Growing New Greens
We are delighted to be working with Garden Organic and Birmingham EcoPark on a community science project called ‘Growing New Greens’ .
This project is working with different communities to trial growing primarily Amaranth, and collect information about people’s cultural experiences and preferences for growing and cooking with the crop.
Amaranth (also known as Callaloo, Dugi, Chauli or Data) is a versatile and hardy crop that could be a viable alternative crop to grow as a staple leafy green or grain in a warming UK climate. It has been exciting for us to grow three different types of amaranth, in addition to the amaranth that we were already growing in our garden.

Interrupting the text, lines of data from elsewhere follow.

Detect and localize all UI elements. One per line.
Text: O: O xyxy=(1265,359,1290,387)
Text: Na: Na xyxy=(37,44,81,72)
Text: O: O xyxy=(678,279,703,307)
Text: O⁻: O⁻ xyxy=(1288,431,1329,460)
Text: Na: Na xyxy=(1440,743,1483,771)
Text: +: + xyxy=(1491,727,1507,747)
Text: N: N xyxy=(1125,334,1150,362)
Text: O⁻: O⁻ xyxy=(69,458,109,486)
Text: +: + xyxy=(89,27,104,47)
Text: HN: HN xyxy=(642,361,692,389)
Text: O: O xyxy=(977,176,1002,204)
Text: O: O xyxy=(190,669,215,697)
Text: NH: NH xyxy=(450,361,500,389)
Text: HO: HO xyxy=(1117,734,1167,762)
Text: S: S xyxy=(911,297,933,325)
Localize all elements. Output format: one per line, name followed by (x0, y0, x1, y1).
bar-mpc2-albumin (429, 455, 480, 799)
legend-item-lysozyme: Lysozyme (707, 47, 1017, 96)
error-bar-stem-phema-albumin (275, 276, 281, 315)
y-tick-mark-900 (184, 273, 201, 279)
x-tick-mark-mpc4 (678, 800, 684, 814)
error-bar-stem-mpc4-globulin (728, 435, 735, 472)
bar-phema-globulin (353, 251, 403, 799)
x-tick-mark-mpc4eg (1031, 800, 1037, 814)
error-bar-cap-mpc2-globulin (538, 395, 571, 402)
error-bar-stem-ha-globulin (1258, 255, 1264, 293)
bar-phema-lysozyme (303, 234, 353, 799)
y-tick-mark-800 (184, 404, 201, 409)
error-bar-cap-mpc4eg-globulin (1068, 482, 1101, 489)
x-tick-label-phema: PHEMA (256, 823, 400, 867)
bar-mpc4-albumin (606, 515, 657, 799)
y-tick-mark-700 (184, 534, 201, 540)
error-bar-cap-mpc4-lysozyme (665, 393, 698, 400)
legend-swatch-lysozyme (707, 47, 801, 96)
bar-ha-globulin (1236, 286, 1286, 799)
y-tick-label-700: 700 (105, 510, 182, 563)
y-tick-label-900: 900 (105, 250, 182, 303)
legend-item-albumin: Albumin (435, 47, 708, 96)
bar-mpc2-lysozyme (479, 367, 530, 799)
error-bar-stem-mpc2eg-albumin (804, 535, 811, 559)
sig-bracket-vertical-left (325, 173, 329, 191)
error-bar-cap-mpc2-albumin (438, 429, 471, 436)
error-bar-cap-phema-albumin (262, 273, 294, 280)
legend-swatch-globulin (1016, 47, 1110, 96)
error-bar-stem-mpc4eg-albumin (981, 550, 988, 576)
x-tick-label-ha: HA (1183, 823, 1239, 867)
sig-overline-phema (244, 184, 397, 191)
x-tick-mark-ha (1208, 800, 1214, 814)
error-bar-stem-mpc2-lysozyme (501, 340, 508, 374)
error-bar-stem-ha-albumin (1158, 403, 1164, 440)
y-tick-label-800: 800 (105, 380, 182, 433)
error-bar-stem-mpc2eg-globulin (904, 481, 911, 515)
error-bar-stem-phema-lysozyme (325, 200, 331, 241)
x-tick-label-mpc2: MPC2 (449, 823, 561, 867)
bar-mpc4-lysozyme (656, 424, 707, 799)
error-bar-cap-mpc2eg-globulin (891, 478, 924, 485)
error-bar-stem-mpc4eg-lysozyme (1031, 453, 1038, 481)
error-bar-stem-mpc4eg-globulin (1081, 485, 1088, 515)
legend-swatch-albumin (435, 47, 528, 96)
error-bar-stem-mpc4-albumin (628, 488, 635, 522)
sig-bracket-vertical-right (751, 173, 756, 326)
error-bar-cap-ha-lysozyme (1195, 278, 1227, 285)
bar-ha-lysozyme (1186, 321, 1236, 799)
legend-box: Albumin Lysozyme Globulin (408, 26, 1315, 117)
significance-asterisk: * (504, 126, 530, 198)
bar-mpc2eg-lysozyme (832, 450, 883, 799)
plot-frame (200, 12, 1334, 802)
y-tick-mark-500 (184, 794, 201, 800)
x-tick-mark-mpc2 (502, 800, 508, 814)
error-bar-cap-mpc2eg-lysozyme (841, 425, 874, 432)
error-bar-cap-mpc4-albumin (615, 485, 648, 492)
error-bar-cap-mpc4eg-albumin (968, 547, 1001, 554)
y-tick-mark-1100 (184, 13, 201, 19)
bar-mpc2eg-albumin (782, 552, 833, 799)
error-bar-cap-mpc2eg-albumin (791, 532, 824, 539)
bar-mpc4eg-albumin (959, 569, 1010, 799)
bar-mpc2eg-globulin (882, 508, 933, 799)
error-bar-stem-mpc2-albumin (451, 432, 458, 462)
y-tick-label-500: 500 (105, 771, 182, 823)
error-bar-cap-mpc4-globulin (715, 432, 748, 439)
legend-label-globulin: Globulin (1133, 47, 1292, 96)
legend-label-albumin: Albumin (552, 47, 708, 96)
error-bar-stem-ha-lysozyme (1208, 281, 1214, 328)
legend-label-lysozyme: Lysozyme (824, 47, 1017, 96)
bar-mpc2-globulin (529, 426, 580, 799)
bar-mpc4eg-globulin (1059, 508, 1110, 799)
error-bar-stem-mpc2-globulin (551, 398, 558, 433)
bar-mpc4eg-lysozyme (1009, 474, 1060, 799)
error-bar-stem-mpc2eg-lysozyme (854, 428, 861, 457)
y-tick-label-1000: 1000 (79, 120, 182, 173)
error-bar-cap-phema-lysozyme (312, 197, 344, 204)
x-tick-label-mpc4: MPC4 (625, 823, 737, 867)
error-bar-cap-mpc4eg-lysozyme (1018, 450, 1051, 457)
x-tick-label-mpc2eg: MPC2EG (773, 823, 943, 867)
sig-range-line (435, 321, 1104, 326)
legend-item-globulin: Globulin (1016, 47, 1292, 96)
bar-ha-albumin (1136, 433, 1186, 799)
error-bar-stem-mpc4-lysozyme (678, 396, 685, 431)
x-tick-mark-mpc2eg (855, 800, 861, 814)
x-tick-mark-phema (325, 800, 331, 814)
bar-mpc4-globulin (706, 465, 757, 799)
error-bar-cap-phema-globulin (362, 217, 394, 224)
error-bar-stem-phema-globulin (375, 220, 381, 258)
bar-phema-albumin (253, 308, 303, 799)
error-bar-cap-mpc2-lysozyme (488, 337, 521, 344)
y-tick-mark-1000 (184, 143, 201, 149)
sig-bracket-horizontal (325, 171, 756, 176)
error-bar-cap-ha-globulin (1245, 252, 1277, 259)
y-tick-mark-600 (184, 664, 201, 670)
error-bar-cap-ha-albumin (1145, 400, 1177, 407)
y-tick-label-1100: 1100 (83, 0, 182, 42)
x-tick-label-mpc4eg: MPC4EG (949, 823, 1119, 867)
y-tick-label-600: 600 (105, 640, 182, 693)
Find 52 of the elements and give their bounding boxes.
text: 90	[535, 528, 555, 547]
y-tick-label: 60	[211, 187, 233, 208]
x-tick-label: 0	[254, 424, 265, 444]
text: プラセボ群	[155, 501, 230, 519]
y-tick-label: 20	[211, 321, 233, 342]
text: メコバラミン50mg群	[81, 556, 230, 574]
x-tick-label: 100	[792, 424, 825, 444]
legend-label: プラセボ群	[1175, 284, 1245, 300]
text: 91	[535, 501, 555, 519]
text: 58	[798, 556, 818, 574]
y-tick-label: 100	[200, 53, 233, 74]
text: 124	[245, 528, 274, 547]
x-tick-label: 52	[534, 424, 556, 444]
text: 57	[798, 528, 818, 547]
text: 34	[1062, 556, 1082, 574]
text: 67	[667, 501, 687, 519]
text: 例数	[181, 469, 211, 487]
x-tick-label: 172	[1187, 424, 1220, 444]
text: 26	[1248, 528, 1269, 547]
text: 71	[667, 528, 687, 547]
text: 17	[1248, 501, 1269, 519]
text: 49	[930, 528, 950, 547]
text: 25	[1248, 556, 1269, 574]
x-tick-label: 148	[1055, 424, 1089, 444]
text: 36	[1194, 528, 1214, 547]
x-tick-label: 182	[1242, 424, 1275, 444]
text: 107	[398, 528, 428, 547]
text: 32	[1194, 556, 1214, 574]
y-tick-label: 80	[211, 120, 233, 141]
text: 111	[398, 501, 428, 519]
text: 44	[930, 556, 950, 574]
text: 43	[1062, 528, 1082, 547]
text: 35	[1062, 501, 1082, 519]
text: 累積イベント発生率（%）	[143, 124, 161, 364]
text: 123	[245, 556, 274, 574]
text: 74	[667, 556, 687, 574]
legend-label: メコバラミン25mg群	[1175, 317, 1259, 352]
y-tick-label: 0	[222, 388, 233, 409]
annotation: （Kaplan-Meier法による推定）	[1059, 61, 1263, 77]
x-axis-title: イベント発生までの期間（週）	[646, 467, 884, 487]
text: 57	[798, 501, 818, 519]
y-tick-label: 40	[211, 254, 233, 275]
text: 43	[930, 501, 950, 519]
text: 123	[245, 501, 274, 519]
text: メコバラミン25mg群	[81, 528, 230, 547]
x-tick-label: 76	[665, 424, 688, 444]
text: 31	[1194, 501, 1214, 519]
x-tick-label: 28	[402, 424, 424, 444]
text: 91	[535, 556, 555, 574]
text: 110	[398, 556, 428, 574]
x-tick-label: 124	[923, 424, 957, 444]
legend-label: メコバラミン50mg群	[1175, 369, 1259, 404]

Amaranth is a staple in many cuisines and an important crop to many of our volunteers.
Our Kitchen Garden group started growing three different types of amaranth in May, under specific conditions. Then, on 15th August, we had the first opportunity to taste the different varieties together and share cultural experiences of growing, cooking and eating amaranth from Iran, Iraq, Afghanistan, Nigeria, Congo, Cameroon, Greece, Argentina, and Turkey. People shared uses of amaranth from salads to soups and stews, as well as use of the grains as a cereal. In Iraq amaranth can be used to soothe colds and sickness by making it into pastilles to chew, or a wholesome soup.
The project has been funded by the Natural Environment Research Council until Feb 2024.